Genauso schaut es aus, ist die Angel fangfertig haste mit sicherheit ein Problem.
Gegenfrage! Was willst du mit einer Angel am Fluss langlaufen für den du keine Karte hast? Fische gucken oder Pools anschauen geht auch ohne Peitsche! Kein Mensch tut dir was wenn du ne Tele Rute im Rucksack hast und mit deinem sämtlichen hab und Gut auf Wanderschaft bist!
Ich bin ja aber auch nicht auf der lauwarmen Kartoffelsuppe daher geschwommen, du willst doch sicher mal nen Wurf so nebenbei machen oder


----------



## snaps (20. November 2010)

*AW: Angel in Island*

Hey Bob. vergiss mal einige der ratschläge und zieh los. island ist ein salmonidenparadies und wenn man eher die seen befischt und lachsführende flüsse weglässt auch sehr erschwinglich. alle gewässer sind privat, d.h. ab zum nächsten bauern / haus und fragen was es kostet! in der regel um die 5-10euro für einen tag. manchmal wollen sie auch nichts dafür...es gibt nur saiblinge und bachforellen, wobei letztere in den meisten grösseren seen richtig gross werden können. die einzigen anderen fischarten im süsswasser sind noch der lachs, stichling (stickleback) und in einigen wenigen der aal. im august würde ich mich noch eher an die highlands halten, da höher gelegen und oft weniger verkrautet. zu der zeit fliegenrute mitnehmen. und pilzpfanne. früher wäre noch besser.gruss.snaps    noch fragen? pn


----------



## shorty 38 (17. Dezember 2010)

*AW: Angel in Island*

Pilze?????

Ich war auf vielen Bergen auf Island, habe viele Täler und Flüsse gesehen.

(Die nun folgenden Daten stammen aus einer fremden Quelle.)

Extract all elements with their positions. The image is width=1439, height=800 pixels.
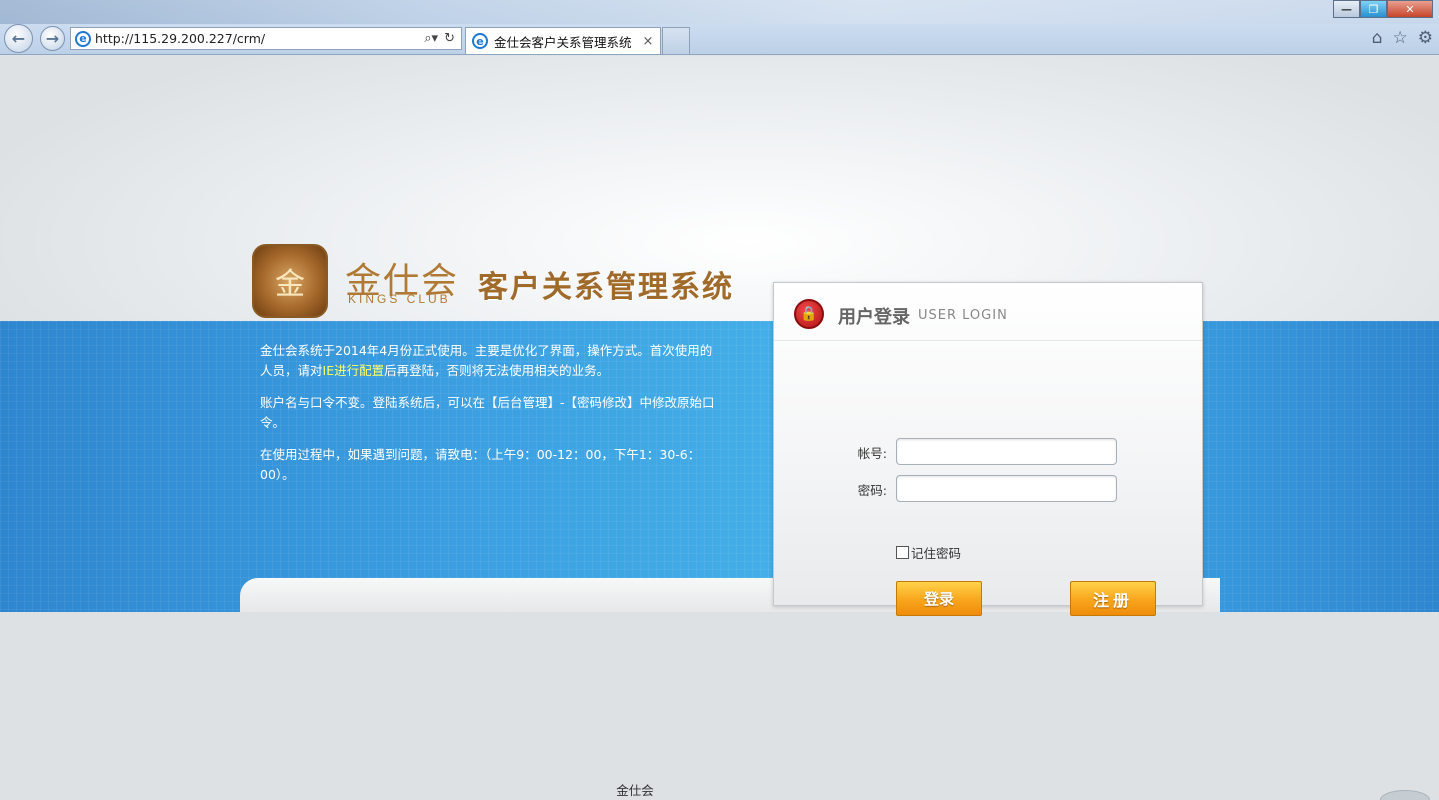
kings-club-logo: 金 bbox=[252, 244, 328, 318]
title-strip bbox=[0, 0, 1439, 24]
register-button[interactable]: 注册 bbox=[1070, 581, 1156, 616]
settings-gear-icon[interactable]: ⚙ bbox=[1418, 28, 1433, 48]
info-para-3: 在使用过程中，如果遇到问题，请致电：（上午9：00-12：00，下午1：30-6… bbox=[260, 447, 701, 482]
home-icon[interactable]: ⌂ bbox=[1372, 28, 1383, 48]
password-field[interactable] bbox=[896, 475, 1117, 502]
info-text: 金仕会系统于2014年4月份正式使用。主要是优化了界面，操作方式。首次使用的人员… bbox=[260, 341, 720, 497]
favorites-star-icon[interactable]: ☆ bbox=[1393, 28, 1408, 48]
minimize-button[interactable]: — bbox=[1333, 0, 1360, 18]
search-dropdown-icon[interactable]: ⌕▾ bbox=[424, 31, 438, 46]
forward-button[interactable]: → bbox=[40, 26, 65, 51]
system-title: 客户关系管理系统 bbox=[478, 270, 734, 305]
address-url[interactable]: http://115.29.200.227/crm/ bbox=[95, 31, 424, 46]
login-panel: 🔒 用户登录 USER LOGIN 帐号: 密码: 记住密码 登录 注册 bbox=[773, 282, 1203, 616]
remember-checkbox[interactable] bbox=[896, 546, 909, 559]
ie-icon: e bbox=[75, 30, 91, 47]
footer-text: 金仕会 bbox=[616, 783, 654, 798]
lock-icon: 🔒 bbox=[794, 299, 824, 329]
maximize-button[interactable]: ❐ bbox=[1360, 0, 1387, 18]
username-label: 帐号: bbox=[857, 446, 887, 461]
tab-title: 金仕会客户关系管理系统 bbox=[494, 34, 632, 50]
username-field[interactable] bbox=[896, 438, 1117, 465]
tab-close-icon[interactable]: × bbox=[640, 34, 656, 49]
ie-config-link[interactable]: IE进行配置 bbox=[323, 363, 385, 378]
remember-label: 记住密码 bbox=[911, 546, 962, 561]
back-arrow-icon: ← bbox=[11, 29, 26, 48]
tab-active[interactable]: e 金仕会客户关系管理系统 × bbox=[465, 27, 661, 54]
info-para-1: 金仕会系统于2014年4月份正式使用。主要是优化了界面，操作方式。首次使用的人员… bbox=[260, 343, 713, 378]
forward-arrow-icon: → bbox=[45, 29, 60, 48]
refresh-icon[interactable]: ↻ bbox=[444, 31, 455, 46]
login-title: 用户登录 bbox=[838, 307, 910, 328]
tab-ie-icon: e bbox=[472, 33, 488, 49]
new-tab-button[interactable] bbox=[662, 27, 690, 54]
page-body: 金 金仕会 KINGS CLUB 客户关系管理系统 金仕会系统于2014年4月份… bbox=[0, 56, 1439, 800]
remember-password[interactable]: 记住密码 bbox=[896, 543, 961, 562]
info-para-2: 账户名与口令不变。登陆系统后，可以在【后台管理】-【密码修改】中修改原始口令。 bbox=[260, 395, 715, 430]
close-window-button[interactable]: ✕ bbox=[1387, 0, 1433, 18]
browser-chrome: ← → e http://115.29.200.227/crm/ ⌕▾ ↻ e … bbox=[0, 0, 1439, 55]
login-button[interactable]: 登录 bbox=[896, 581, 982, 616]
back-button[interactable]: ← bbox=[4, 24, 33, 53]
address-bar[interactable]: e http://115.29.200.227/crm/ ⌕▾ ↻ bbox=[70, 27, 462, 50]
brand-name-en: KINGS CLUB bbox=[348, 292, 451, 306]
password-label: 密码: bbox=[857, 483, 887, 498]
login-subtitle: USER LOGIN bbox=[918, 308, 1008, 323]
login-header: 🔒 用户登录 USER LOGIN bbox=[774, 283, 1202, 341]
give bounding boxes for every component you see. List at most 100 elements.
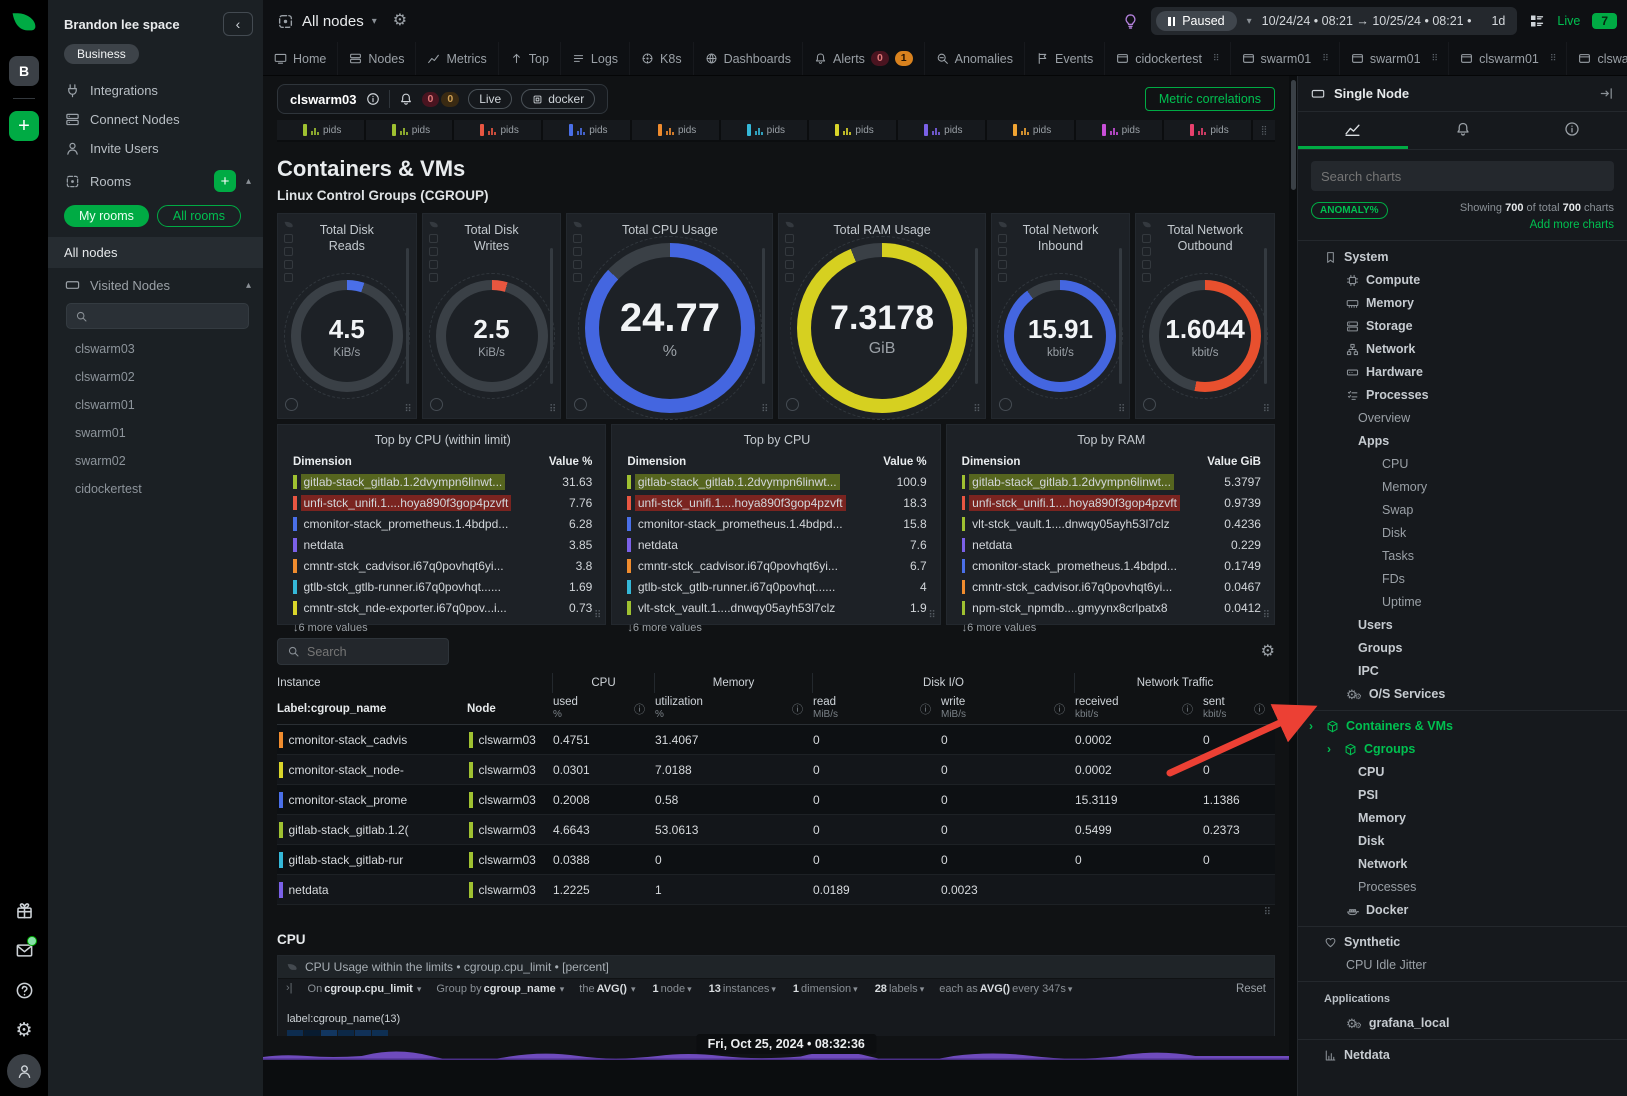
- time-range-text[interactable]: 10/24/24 • 08:21 → 10/25/24 • 08:21 •: [1262, 14, 1472, 28]
- dimension-header[interactable]: Dimension: [962, 456, 1021, 468]
- tree-item-grafana-local[interactable]: ⚙⚙ grafana_local: [1298, 1012, 1627, 1035]
- pids-mini-chart[interactable]: pids: [366, 120, 455, 140]
- table-search[interactable]: [277, 638, 449, 665]
- live-node-count-badge[interactable]: 7: [1592, 13, 1617, 29]
- pids-mini-chart[interactable]: pids: [632, 120, 721, 140]
- tab-k8s[interactable]: K8s: [630, 42, 694, 75]
- main-scrollbar[interactable]: [1289, 76, 1297, 1096]
- table-resize-handle[interactable]: ⠿: [277, 905, 1275, 920]
- netdata-logo-icon[interactable]: [9, 10, 39, 36]
- chart-control[interactable]: each asAVG()every 347s▾: [939, 983, 1072, 995]
- tab-drag-handle[interactable]: ⠿: [1432, 53, 1438, 64]
- toplist-row[interactable]: gitlab-stack_gitlab.1.2dvympn6linwt... 1…: [627, 471, 926, 492]
- tab-home[interactable]: Home: [263, 42, 338, 75]
- anomaly-filter-badge[interactable]: ANOMALY%: [1311, 202, 1388, 219]
- node-view-grid-icon[interactable]: [1529, 13, 1545, 29]
- column-header-node[interactable]: Node: [467, 693, 553, 724]
- toplist-row[interactable]: cmntr-stck_cadvisor.i67q0povhqt6yi... 0.…: [962, 576, 1261, 597]
- pids-mini-chart[interactable]: pids: [809, 120, 898, 140]
- my-rooms-filter[interactable]: My rooms: [64, 205, 149, 227]
- tab-logs[interactable]: Logs: [561, 42, 630, 75]
- column-header-sent[interactable]: sentkbit/sⓘ: [1203, 693, 1275, 724]
- gift-icon[interactable]: [7, 890, 41, 930]
- tree-item-groups[interactable]: Groups: [1298, 637, 1627, 660]
- anomaly-rate-icon[interactable]: [285, 398, 298, 411]
- toplist-row[interactable]: gtlb-stck_gtlb-runner.i67q0povhqt...... …: [627, 576, 926, 597]
- tree-item-cgroups[interactable]: › Cgroups: [1298, 738, 1627, 761]
- node-live-pill[interactable]: Live: [468, 89, 512, 109]
- tab-nodes[interactable]: Nodes: [338, 42, 416, 75]
- gauge-total-network-outbound[interactable]: Total Network Outbound 1.6044 kbit/s ⠿: [1135, 213, 1275, 419]
- tab-alerts[interactable]: Alerts 01: [803, 42, 925, 75]
- tree-item-cpu[interactable]: CPU: [1298, 453, 1627, 476]
- group-header-network[interactable]: Network Traffic: [1075, 673, 1275, 693]
- toplist-row[interactable]: cmonitor-stack_prometheus.1.4bdpd... 15.…: [627, 513, 926, 534]
- more-values-link[interactable]: ↓6 more values: [627, 622, 926, 634]
- node-info-icon[interactable]: [366, 92, 380, 106]
- column-header-label-cgroup-name[interactable]: Label:cgroup_name: [277, 693, 467, 724]
- tree-item-cpu-idle-jitter[interactable]: CPU Idle Jitter: [1298, 954, 1627, 977]
- tab-charts[interactable]: [1298, 112, 1408, 149]
- chart-control[interactable]: 1dimension▾: [791, 983, 858, 995]
- tree-item-memory[interactable]: Memory: [1298, 476, 1627, 499]
- toplist-row[interactable]: unfi-stck_unifi.1....hoya890f3gop4pzvft …: [627, 492, 926, 513]
- pids-mini-chart[interactable]: pids: [1164, 120, 1253, 140]
- tree-item-tasks[interactable]: Tasks: [1298, 545, 1627, 568]
- room-settings-gear-icon[interactable]: ⚙: [393, 13, 407, 29]
- strip-resize-handle[interactable]: ⣿: [1253, 120, 1275, 140]
- toplist-row[interactable]: netdata 7.6: [627, 534, 926, 555]
- instance-row-cmonitor-stack-cadvis[interactable]: cmonitor-stack_cadvis clswarm03 0.475131…: [277, 725, 1275, 755]
- chart-control[interactable]: Group bycgroup_name▾: [436, 983, 564, 995]
- gauge-total-disk-writes[interactable]: Total Disk Writes 2.5 KiB/s ⠿: [422, 213, 562, 419]
- gauge-side-scrollbar[interactable]: [406, 248, 409, 384]
- anomaly-rate-icon[interactable]: [999, 398, 1012, 411]
- tab-drag-handle[interactable]: ⠿: [1550, 53, 1556, 64]
- column-info-icon[interactable]: ⓘ: [1182, 701, 1193, 717]
- scope-caret-icon[interactable]: ▾: [372, 16, 377, 27]
- column-header-received[interactable]: receivedkbit/sⓘ: [1075, 693, 1203, 724]
- more-values-link[interactable]: ↓6 more values: [293, 622, 592, 634]
- tab-metrics[interactable]: Metrics: [416, 42, 498, 75]
- gauge-side-scrollbar[interactable]: [550, 248, 553, 384]
- cpu-limit-chart[interactable]: CPU Usage within the limits • cgroup.cpu…: [277, 955, 1275, 1036]
- charts-search[interactable]: [1311, 161, 1614, 191]
- paused-button[interactable]: Paused: [1156, 11, 1236, 31]
- visited-node-item[interactable]: clswarm01: [48, 391, 263, 419]
- node-alerts-bell-icon[interactable]: [399, 92, 413, 106]
- tree-item-cpu[interactable]: CPU: [1298, 761, 1627, 784]
- add-more-charts-link[interactable]: Add more charts: [1460, 217, 1614, 234]
- toplist-row[interactable]: gitlab-stack_gitlab.1.2dvympn6linwt... 3…: [293, 471, 592, 492]
- pids-mini-chart[interactable]: pids: [543, 120, 632, 140]
- anomaly-rate-icon[interactable]: [430, 398, 443, 411]
- dimension-header[interactable]: Dimension: [293, 456, 352, 468]
- tree-item-memory[interactable]: Memory: [1298, 292, 1627, 315]
- tree-item-ipc[interactable]: IPC: [1298, 660, 1627, 683]
- time-dropdown-caret-icon[interactable]: ▾: [1247, 16, 1252, 27]
- instance-row-gitlab-stack-gitlab-rur[interactable]: gitlab-stack_gitlab-rur clswarm03 0.0388…: [277, 845, 1275, 875]
- column-header-utilization[interactable]: utilization%ⓘ: [655, 693, 813, 724]
- card-resize-handle[interactable]: ⠿: [594, 610, 601, 621]
- toplist-row[interactable]: cmonitor-stack_prometheus.1.4bdpd... 6.2…: [293, 513, 592, 534]
- tree-item-hardware[interactable]: Hardware: [1298, 361, 1627, 384]
- scope-selector[interactable]: All nodes: [302, 13, 364, 30]
- toplist-top-by-cpu-within-limit-[interactable]: Top by CPU (within limit) Dimension Valu…: [277, 424, 606, 625]
- toplist-row[interactable]: cmntr-stck_nde-exporter.i67q0pov...i... …: [293, 597, 592, 618]
- value-header[interactable]: Value GiB: [1207, 456, 1261, 468]
- group-header-disk-io[interactable]: Disk I/O: [813, 673, 1075, 693]
- tree-item-docker[interactable]: Docker: [1298, 899, 1627, 922]
- pids-mini-chart[interactable]: pids: [721, 120, 810, 140]
- card-resize-handle[interactable]: ⠿: [1263, 404, 1270, 415]
- card-resize-handle[interactable]: ⠿: [1263, 610, 1270, 621]
- add-room-button[interactable]: +: [214, 170, 236, 192]
- sidebar-item-rooms[interactable]: Rooms + ▴: [48, 163, 263, 199]
- help-icon[interactable]: [7, 970, 41, 1010]
- card-resize-handle[interactable]: ⠿: [1118, 404, 1125, 415]
- toplist-row[interactable]: vlt-stck_vault.1....dnwqy05ayh53l7clz 1.…: [627, 597, 926, 618]
- toplist-row[interactable]: netdata 0.229: [962, 534, 1261, 555]
- node-tab-swarm01[interactable]: swarm01 ⠿: [1231, 42, 1340, 75]
- column-header-used[interactable]: used%ⓘ: [553, 693, 655, 724]
- tree-item-netdata[interactable]: Netdata: [1298, 1044, 1627, 1067]
- pids-mini-chart[interactable]: pids: [1076, 120, 1165, 140]
- tree-item-disk[interactable]: Disk: [1298, 522, 1627, 545]
- column-info-icon[interactable]: ⓘ: [1054, 701, 1065, 717]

Aber wozu brauche ich eine Pilzpfanne!

Gruß Shorty


----------



## holgerson (14. Januar 2011)

*AW: Angel in Island*

Moin,moin
Weiss Einer von euch wie es mit der Küstenfischerei in Island aussieht. Ich habe gelesen, das man da keine Erlaubnis brauch.

Kann das wer bestätigen?


----------



## wokm4n (20. Januar 2011)

*AW: Angel in Island*

Ist richtig. Es ist kein Erlaubnisschein notwendig, solange man sich von Flussmündungen fernhält sollte es keine Probleme geben. Das Küstenfischen habe ich bisher einmal bei einem Reykjavik-Kuztrip gemacht mit leichter Spinnrute. War genial. Wann soll`s denn hingehen? Bin Ende April wieder dort :vik:
Grüße vom woky


----------



## holgerson (21. Januar 2011)

*AW: Angel in Island*

Ich flieg Ende Mai 2 Wochen.
Weisst du wie die Abstände zu Flussmündungen sind?
Will nur auf Nummer Sicher gehen hatte in Schweden schon mal "Probleme"!
Was konntest du denn an der Küste erwischen?


----------



## wokm4n (22. Januar 2011)

*AW: Angel in Island*

Wie weit der Abstand wirklich sein muss weiß ich leider nicht, habe das auch nur irgendwo gelesen. Ein paar 100m sollten wohl reichen - aber wie gesagt... sollten. Ich war Ende Juli dort und habe nur von der Uferpromenade in Reykajvik gefischt und einmal war ich mit dem Boot draussen. Gefangen habe ich vom Ufer jedenfalls Makrele, Dorsch und kleine Seelachse alles zumeist von 2 bis 4 Pfund - Makrelen etwas schmaler. Sind aber definitiv größere Fische möglich, habe das ganze nicht so besonders ausgereizt. Ahnung vom Meeresangeln hatte ich auch keine. Auf Dorsch waren schlanke braune Gummis um die 8cm der Renner, die anderen beiden waren eher auf Blinker aus. Kannst dort aber auch auf eine rostige Türklinke was fangen, so viel Fisch ist da. Jeder dritte Wurf ein Treffer...
Gruß


----------